For Barbican, this is a bit different I think. Breaking only the AES-128 portion of the Fernet encryption might already give access to the plaintext of a secret that Barbican protected (e.g. the LUKS key to an encrypted Cinder volume). Furthermore, since these Barbican secrets are usually not rotated in contrast to Keystone's Fernet keys, an adversary is not as limited in terms of the timeframe a successfully decrypted secret is useful. In addition, having records of old data (e.g. data-at-rest encrypted blocks of a Cinder volume) and the corresponding secret, the data could still be decrypted much later using the correct LUKS key retrieved from the recorded secret after breaking the secret's Fernet encryption.
Until now, no CSP had worked on the list, I will add it again to the list of Team IaaS.
From the fact, that until now, no CSP answered to the list of Barbican Plugins, I conclude that Barbican is rarely used.

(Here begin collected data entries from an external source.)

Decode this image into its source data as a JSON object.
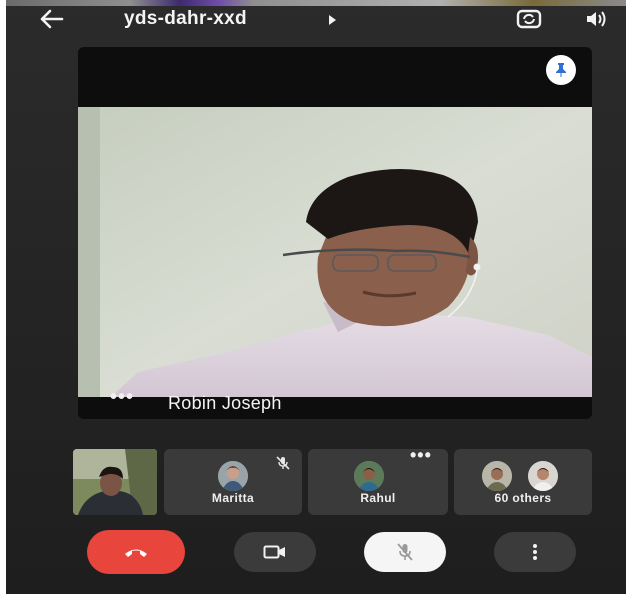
{
  "meeting": {
    "title": "yds-dahr-xxd"
  },
  "main_speaker": {
    "name": "Robin Joseph",
    "more_glyph": "•••"
  },
  "participants": [
    {
      "name": "Maritta",
      "muted": true
    },
    {
      "name": "Rahul",
      "more_glyph": "•••"
    },
    {
      "name": "60 others"
    }
  ],
  "icons": {
    "back": "arrow-left-icon",
    "title_chevron": "play-arrow-icon",
    "switch_camera": "switch-camera-icon",
    "speaker": "volume-icon",
    "pin": "pin-icon",
    "end_call": "phone-hangup-icon",
    "camera": "video-camera-icon",
    "mic": "mic-off-icon",
    "more": "more-vert-icon"
  },
  "colors": {
    "end_call": "#e8453c",
    "pin_icon": "#2f6fd6",
    "control_dark": "#3b3b3b",
    "control_light": "#f5f5f5"
  }
}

That means, we should assume that most CSPs will go from not using Barbican to using it. Upgrading from not using a KeyManager to using one is already an upgrade in security, because it provides the option to encrypt data for users. To let as many CSPs as possible get to that point, we maybe should not require certain cost-intensive plugins. Maybe we should limit us to one point: "There SHOULD NOT be a visible Barbican-Config that has the master KEK written in it." That would require any solution that stores the master-KEK somewhere else than in the Config OR requires the config to be protected (e.g. by SGX or so?)
The testing would require a manual audit regardless of what we want to standardize here - We would at least need to inspect the config + where it resides. If it is not findable or does not contain the masterKEK everything is fine.
I tried to start write a standard, but soon I thought about the fact, that most CSPs are not currently using Barbican at all.
While we should aim towards a high level of security, maybe allowing to encrypt the user data at all, would be more of a benefit than having a standard that would require CSP to either have HSM(s) or to otherwise store the MasterKEK safely (e.g. in an SGX enclave or a TPM or something similar). The latter might put too much of a financial burden upon CSPs.
Let us look at it closer:
We should discuss whether we need a standard here or if we maybe just want some advisory in the IAM/Security Meeting.
Barbican is used to store secrets for encrypted resources in OpenStack. To store those secrets different plugins / backends can be used. For security issues, we should not allow all possible plugins. E.g. there is the simply crypto plugin, that simply stores the Master KEK in the config file, and all other secrets in the database, which makes it easy to access all secrets.
Most likely testing this will be only possible through audits, as this is something configuration specific and/or deployment specific.